Prove that a covering map is a homeomorphism

I got stuck in the following exercise:

Let $p:\widetilde{X}\rightarrow X$ be a covering map with $\widetilde{X}$ connected and $p^{-1}(x)$ finite, for every $x\in X$.

Show that if there exists a continuous map $f:\widetilde{X}\rightarrow\mathbb{R}$, injective in each fibre $p^{-1}(x)$ (that is, if $p(x)=p(y)$ and $f(x)=f(y)$ then $x=y$), then $p$ is a homeomorphism.

Clearly, we need to prove only that $p$ is injective, since it is already surjective, continuous and open.


Define $g : X \to \widetilde X$ by letting $g(x)$ be the point of $p^{-1}(x)$ on which $f$ is maximum. Since $f$ is injective on the fibres and the fibres are finite, $g(x)$ is well-defined. It is easy to see that $g$ is continuous, and so $g$ is a section of the covering map $p$. Since $\widetilde X$ is connected, this implies that $p$ is a homeomorphism (see this question for instance).

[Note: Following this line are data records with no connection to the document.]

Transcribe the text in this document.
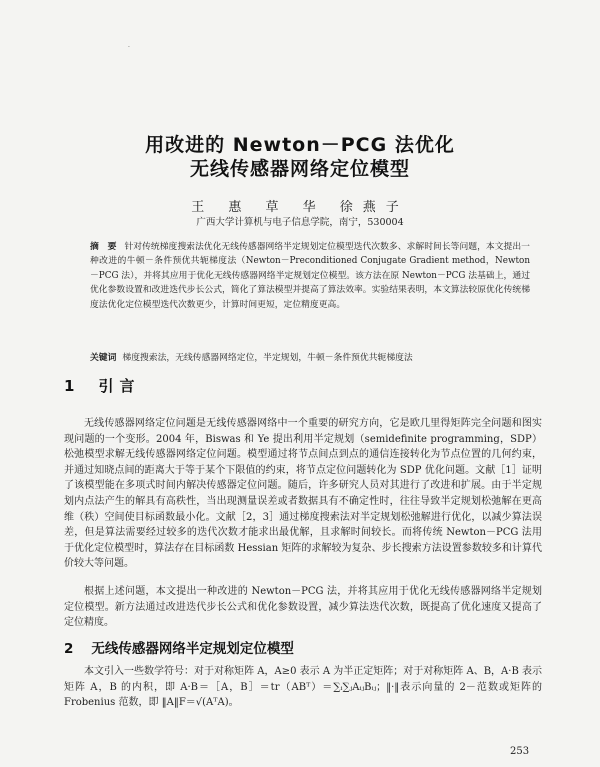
·
用改进的 Newton－PCG 法优化
无线传感器网络定位模型
王 惠 草 华 徐燕子
广西大学计算机与电子信息学院，南宁，530004
摘　要 针对传统梯度搜索法优化无线传感器网络半定规划定位模型迭代次数多、求解时间长等问题，本文提出一种改进的牛顿－条件预优共轭梯度法（Newton－Preconditioned Conjugate Gradient method，Newton－PCG 法），并将其应用于优化无线传感器网络半定规划定位模型。该方法在原 Newton－PCG 法基础上，通过优化参数设置和改进迭代步长公式，简化了算法模型并提高了算法效率。实验结果表明，本文算法较原优化传统梯度法优化定位模型迭代次数更少，计算时间更短，定位精度更高。
关键词 梯度搜索法，无线传感器网络定位，半定规划，牛顿－条件预优共轭梯度法
1 引言
无线传感器网络定位问题是无线传感器网络中一个重要的研究方向，它是欧几里得矩阵完全问题和图实现问题的一个变形。2004 年，Biswas 和 Ye 提出利用半定规划（semidefinite programming，SDP）松弛模型求解无线传感器网络定位问题。模型通过将节点间点到点的通信连接转化为节点位置的几何约束，并通过知晓点间的距离大于等于某个下限值的约束，将节点定位问题转化为 SDP 优化问题。文献［1］证明了该模型能在多项式时间内解决传感器定位问题。随后，许多研究人员对其进行了改进和扩展。由于半定规划内点法产生的解具有高秩性，当出现测量误差或者数据具有不确定性时，往往导致半定规划松弛解在更高维（秩）空间使目标函数最小化。文献［2，3］通过梯度搜索法对半定规划松弛解进行优化，以减少算法误差，但是算法需要经过较多的迭代次数才能求出最优解，且求解时间较长。而将传统 Newton－PCG 法用于优化定位模型时，算法存在目标函数 Hessian 矩阵的求解较为复杂、步长搜索方法设置参数较多和计算代价较大等问题。
根据上述问题，本文提出一种改进的 Newton－PCG 法，并将其应用于优化无线传感器网络半定规划定位模型。新方法通过改进迭代步长公式和优化参数设置，减少算法迭代次数，既提高了优化速度又提高了定位精度。
2 无线传感器网络半定规划定位模型
本文引入一些数学符号：对于对称矩阵 A，A≥0 表示 A 为半正定矩阵；对于对称矩阵 A、B，A·B 表示矩阵 A，B 的内积，即 A·B＝［A，B］＝tr（ABᵀ）＝∑ᵢ∑ⱼAᵢⱼBᵢⱼ；‖·‖表示向量的 2－范数或矩阵的 Frobenius 范数，即 ‖A‖F＝√(AᵀA)。
253
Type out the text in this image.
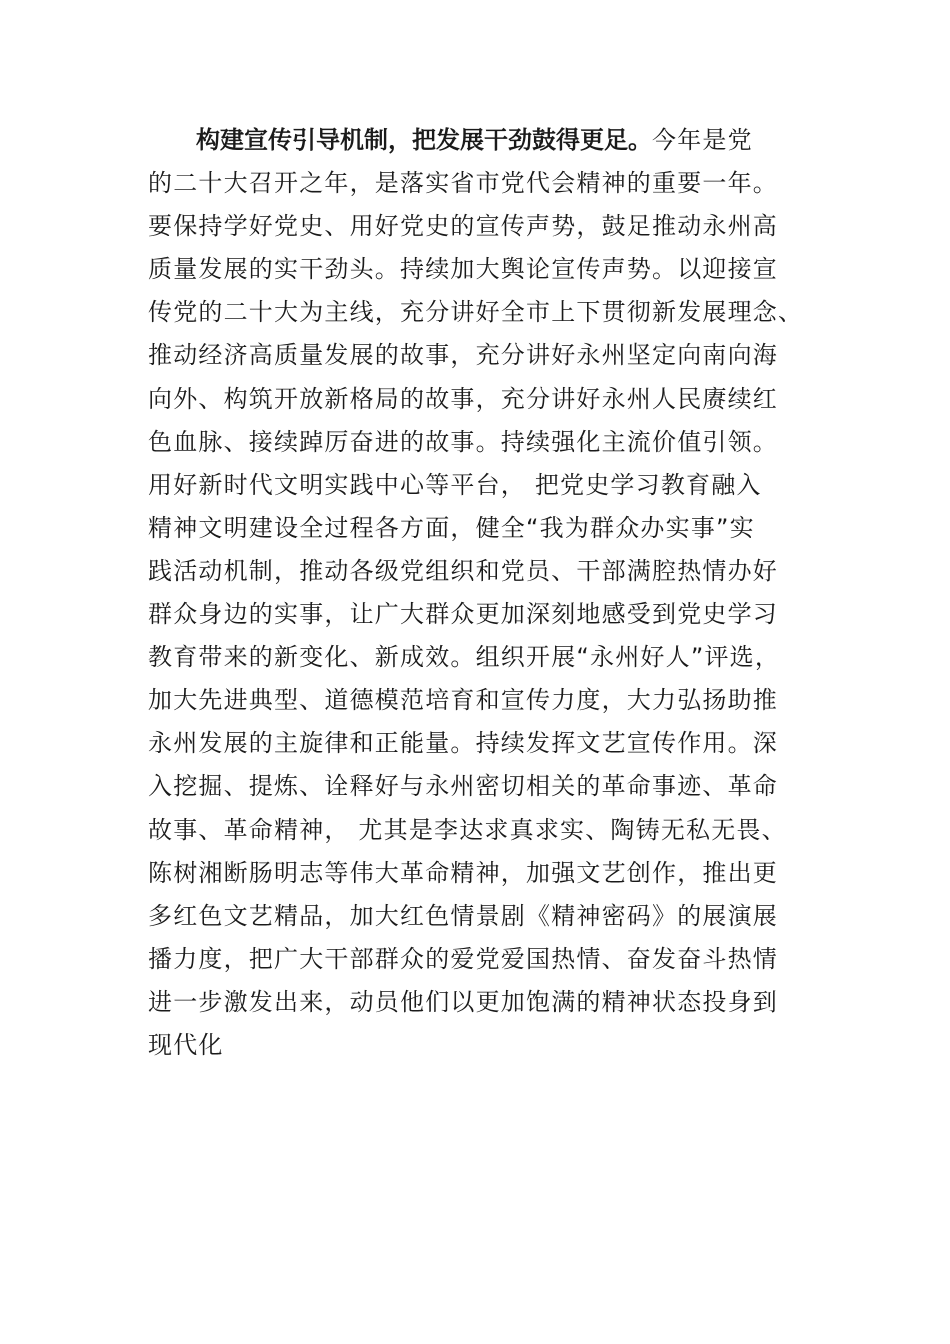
构建宣传引导机制，把发展干劲鼓得更足。今年是党
的二十大召开之年，是落实省市党代会精神的重要一年。
要保持学好党史、用好党史的宣传声势，鼓足推动永州高
质量发展的实干劲头。持续加大舆论宣传声势。以迎接宣
传党的二十大为主线，充分讲好全市上下贯彻新发展理念、
推动经济高质量发展的故事，充分讲好永州坚定向南向海
向外、构筑开放新格局的故事，充分讲好永州人民赓续红
色血脉、接续踔厉奋进的故事。持续强化主流价值引领。
用好新时代文明实践中心等平台， 把党史学习教育融入
精神文明建设全过程各方面，健全“我为群众办实事”实
践活动机制，推动各级党组织和党员、干部满腔热情办好
群众身边的实事，让广大群众更加深刻地感受到党史学习
教育带来的新变化、新成效。组织开展“永州好人”评选，
加大先进典型、道德模范培育和宣传力度，大力弘扬助推
永州发展的主旋律和正能量。持续发挥文艺宣传作用。深
入挖掘、提炼、诠释好与永州密切相关的革命事迹、革命
故事、革命精神， 尤其是李达求真求实、陶铸无私无畏、
陈树湘断肠明志等伟大革命精神，加强文艺创作，推出更
多红色文艺精品，加大红色情景剧《精神密码》的展演展
播力度，把广大干部群众的爱党爱国热情、奋发奋斗热情
进一步激发出来，动员他们以更加饱满的精神状态投身到
现代化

Question: Which topological spaces $Y$ have the property which $\mathbf R$ displays in this problem? I have no idea what the answer to this question might be, but it looks interesting. It breaks down to the property that every finite subset $S\subseteq Y$ has a "distinguished point" which varies continuously with $S$. For instance, does $Y=\mathbf R^2$ have this property?